Multihop knowledge with LangChain

Key Observations:

  • There were significant drifts in the performance of both GPT-4 and GPT-3.5 over time when using the LangChain HotpotQA Agent.
  • GPT-4’s exact match rate improved from 1.2% in March to 37.8% in June, while GPT-3.5’s performance decreased by about 9% from March to June.
  • The changes in performance are attributed to the poor prompt stability, where the models failed to produce answers in the specific format required by the LangChain agent, leading to parsing errors.

This instability and failure to follow prompt formats indicate challenges in integrating LLMs into larger, real-world application pipelines and highlight the brittleness of current prompting methods amidst the evolving capabilities of LLMs.


5. Generating Code

In this code generation tasks, the evaluation is done specifically using problems from the “easy” category of LeetCode.

Generating Code

Key findings include:

  • There was a significant drop in the number of directly executable code generations by both GPT-4 and GPT-3.5 from March to June, with GPT-4’s executable code dropping from over 50% to 10%.
  • Both models showed a slight increase in verbosity in their code generations.
  • The decline in directly executable code is partly attributed to the models adding non-code text in their outputs, such as markdown formatting tags (‘’python) and additional comments, which made the code non-executable.
  • Despite the formatting issues, the correctness of the code itself improved after removing non-code text, as evaluated by the LeetCode online judge.

The overall trend indicates a decline in adherence to the formatting instructions provided, which raises concerns about the reliability of using LLMs for generating code within larger software pipelines.


6. Visual Reasoning

Visual reasoning might be the only task that GPT has improved over the time. The task is to create a output grid corresponding to an input grid, based solely on a few similar examples. The Figure gives one example query from ARC. To show the visual objects to LLM services, we represent the input and output grids by 2-D arrays, where the value of each element denotes the color.

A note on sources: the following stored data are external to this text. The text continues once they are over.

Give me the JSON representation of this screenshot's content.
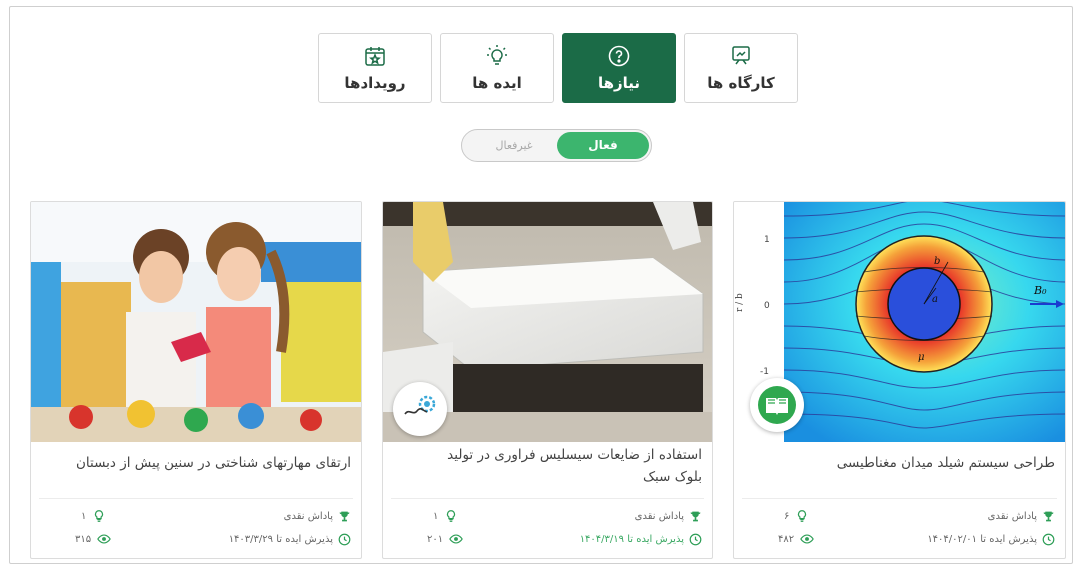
{
  "tabs": [
    {
      "label": "رویدادها",
      "icon": "calendar-star-icon",
      "active": false
    },
    {
      "label": "ایده ها",
      "icon": "lightbulb-icon",
      "active": false
    },
    {
      "label": "نیازها",
      "icon": "question-circle-icon",
      "active": true
    },
    {
      "label": "کارگاه ها",
      "icon": "workshop-icon",
      "active": false
    }
  ],
  "filter": {
    "active_label": "فعال",
    "inactive_label": "غیرفعال",
    "selected": "فعال"
  },
  "colors": {
    "brand": "#1b6b47",
    "accent": "#3cb56e",
    "text": "#444444"
  },
  "cards": [
    {
      "title": "طراحی سیستم شیلد میدان مغناطیسی",
      "reward_label": "پاداش نقدی",
      "deadline_label": "پذیرش ایده تا ۱۴۰۴/۰۲/۰۱",
      "deadline_active": false,
      "ideas_count": "۶",
      "views_count": "۴۸۲",
      "badge": "book-logo-icon",
      "figure": {
        "y_axis_label": "r / b",
        "y_ticks": [
          "1",
          "0",
          "-1"
        ],
        "label_b": "b",
        "label_a": "a",
        "label_B0": "B₀",
        "label_mu": "μ"
      }
    },
    {
      "title": "استفاده از ضایعات سیسلیس فراوری در تولید بلوک سبک",
      "reward_label": "پاداش نقدی",
      "deadline_label": "پذیرش ایده تا ۱۴۰۴/۳/۱۹",
      "deadline_active": true,
      "ideas_count": "۱",
      "views_count": "۲۰۱",
      "badge": "gear-logo-icon"
    },
    {
      "title": "ارتقای مهارتهای شناختی در سنین پیش از دبستان",
      "reward_label": "پاداش نقدی",
      "deadline_label": "پذیرش ایده تا ۱۴۰۳/۳/۲۹",
      "deadline_active": false,
      "ideas_count": "۱",
      "views_count": "۳۱۵"
    }
  ]
}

The dataset contains 467 samples of LLM services that fits in all services context window.

Visual Reasoning using GPT


Conclusion

It is still not public why ChatGPT’s performance has dropped, but “AI drift” might be the reason. This behavior is extremely dangerous, while we think of running the whole company using AI agents, if it decides not to perform according to its original behavior then imagine the catastrophic damage that AI can cause us.

That’s the reason why it is important that model developers constantly monitor the performance of LLM and check its deviation from its original behavior. Methods and techniques performed in this paper can be a good starting point to quantify model drift.